Sunday, April 22, 2012

Sense and Sensibility by Jane Austen

Being a huge fan of the Regency Period, I thought that Sense and Sensibility by Jane Austen would be a particularly delightful read, but I was horribly mistaken.       

                The book starts off smoothly enough, but within the first few pages of introducing the characters, you start to read in a state of confusion; the language is not favorable, and the book as a whole makes you feel like you’ve eaten a bad roll of sushi.

                The book opens with describing the death of a family member, who leaves his fortune to his son and three daughters, the four of which are half siblings. The son’s wife, who you find out quite easily is a scheming gold digger, convinces him to keep most of the fortune and send his sisters and mother away to a cottage—an action obviously not taken favorably by any of them. The daughters and mother embrace these circumstances with open arms, and set out for the cottage. Once moved there, the daughters begin to meet different men and fall in love with them, but then drama ensues. While one man loves one daughter, he’s secretly engaged to another woman who lives in the next town over, and when the daughter finds out, she’s heartbroken. But then later on after all of the heartache and droning conversations, he comes back to her and confesses his love, and they all live happily ever after. Sounds like a perfect plot to a movie on the Lifetime or Oxygen channel, but makes for a very uncomfortable and boring read.

                Having read and fallen in love with the story of Pride and Prejudice, I expected a lot from Sensibility’s plot. Sensibility seems like a big fumble compared to Prejudice, and it makes me wonder which book Austen wrote first. It seems to me that Prejudice was a big revision of Sensibility—as though Austen realized her mistakes and made very huge efforts to fix them. Both books are similar in plots as well as character dynamics, but Prejudice brings a lot more to the table. After a few chapters of reading Sense and Sensibility, I was hoping the book would pick up in terms of content and that I would begin to like one of the characters, but this wasn’t so, and made finishing the book all the more painful. If you want a taste of that era, don’t bother with Sense and Sensibility, Pride and Prejudice is a much better read. When comparing the movies created from both novels, Keira Knightly’s role is much more favorable than Kate Winslet’s, hands down.


Sarah Rau said...

Wow, I'm surprised that one author's two books (that I've always thought were very similar) can be so different. I was curious to which was written first too...according to Google, Sensibility was published first in 1811, with Prejudice published 2 years later. Of course, who knows what order Austen actually wrote them in. I think your thoughts on it are probably dead on though, viewing Sensibility as a sort of rough draft. Very interesting!

BookPaige12 said...

This is interesting coming from the perspective of someone who enjoyed a previous Austen novel. I always thought if you liked one of her's than you like them all! Sadly, and much to the chagrin of my previous English teachers, I have never liked her writing or that style at all. I will read most any realistic fiction, but if I can't understand the language I'm out! I'm surprised this would be recommended to YA readers, as it is very difficult for even adults to read and understand.

cstephens said...

I think I would be cautious about giving teens a book by Jane Austen. I truly believe in reading the classics in literature courses, but as great of a writer as Austen is, I think it would be hard for the students of today to make connections with the novel. I know it can be done, but I would not have enjoyed reading Austen in high school and I was an avid reader. I think her books require a mature appreciation of literature.

Cessacolypse said...

It definitely does require a type of appreciation. I was assigned that type of reading in high school, and I guess since I always had my nose in a book since as long as I can remember, I think I was just open enough to reading it.
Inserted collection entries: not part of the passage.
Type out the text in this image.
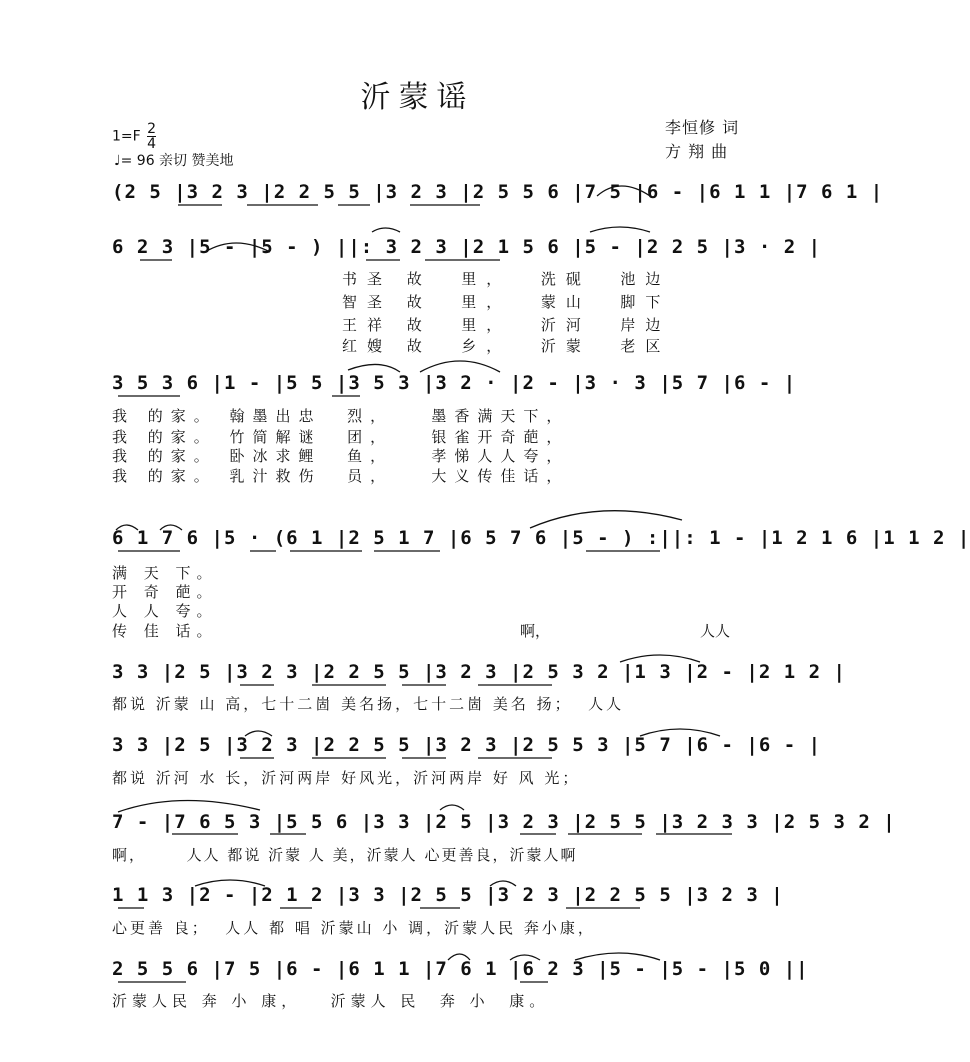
沂蒙谣
$1=F \frac{2}{4}$
♩= 96 亲切 赞美地
李恒修 词
方 翔 曲
(2 5 |3 2 3 |2 2 5 5 |3 2 3 |2 5 5 6 |7 5 |6 - |6 1 1 |7 6 1 |
6 2 3 |5 - |5 - ) ||: 3 2 3 |2 1 5 6 |5 - |2 2 5 |3 · 2 |
3 5 3 6 |1 - |5 5 |3 5 3 |3 2 · |2 - |3 · 3 |5 7 |6 - |
6 1 7 6 |5 · (6 1 |2 5 1 7 |6 5 7 6 |5 - ) :||: 1 - |1 2 1 6 |1 1 2 |
3 3 |2 5 |3 2 3 |2 2 5 5 |3 2 3 |2 5 3 2 |1 3 |2 - |2 1 2 |
3 3 |2 5 |3 2 3 |2 2 5 5 |3 2 3 |2 5 5 3 |5 7 |6 - |6 - |
7 - |7 6 5 3 |5 5 6 |3 3 |2 5 |3 2 3 |2 5 5 |3 2 3 3 |2 5 3 2 |
1 1 3 |2 - |2 1 2 |3 3 |2 5 5 |3 2 3 |2 2 5 5 |3 2 3 |
2 5 5 6 |7 5 |6 - |6 1 1 |7 6 1 |6 2 3 |5 - |5 - |5 0 ||
书圣 故  里，  洗砚  池边
智圣 故  里，  蒙山  脚下
王祥 故  里，  沂河  岸边
红嫂 故  乡，  沂蒙  老区
我 的家。 翰墨出忠  烈，   墨香满天下，
我 的家。 竹简解谜  团，   银雀开奇葩，
我 的家。 卧冰求鲤  鱼，   孝悌人人夸，
我 的家。 乳汁救伤  员，   大义传佳话，
满 天 下。
开 奇 葩。
人 人 夸。
传 佳 话。	啊，	人人
都说 沂蒙 山 高，七十二崮 美名扬，七十二崮 美名 扬；  人人
都说 沂河 水 长，沂河两岸 好风光，沂河两岸 好 风 光；
啊，      人人 都说 沂蒙 人 美，沂蒙人 心更善良，沂蒙人啊
心更善 良；  人人 都 唱 沂蒙山 小 调，沂蒙人民 奔小康，
沂蒙人民 奔 小 康，   沂蒙人 民  奔 小  康。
Paige, if you do want to get into something 'old' but with much better language, try reading Great Expectations by Charlotte Bronte. It draws you in much more, is so much easier to read [but at a higher level than most YA books] and will keep your interest.

Shachon said...

I love Jane Austen. Sense and Sensibility. I don't know which book of Jane Austen, I love more. Sense and Sensibility, full of romance, or Pride and Prejudice, with Emma's spunk. To think that Jane Austen wrote these books so long ago and the themes are still relevant to young people and adult alike. Those opening chapters are an obstacle for most readers. She uses her own vocabulary and has an unusual way of structuring her prose. That structure is a trademark of Austen's writing. Also, she manages to work in a lot of drama and social issues with some humour and irony.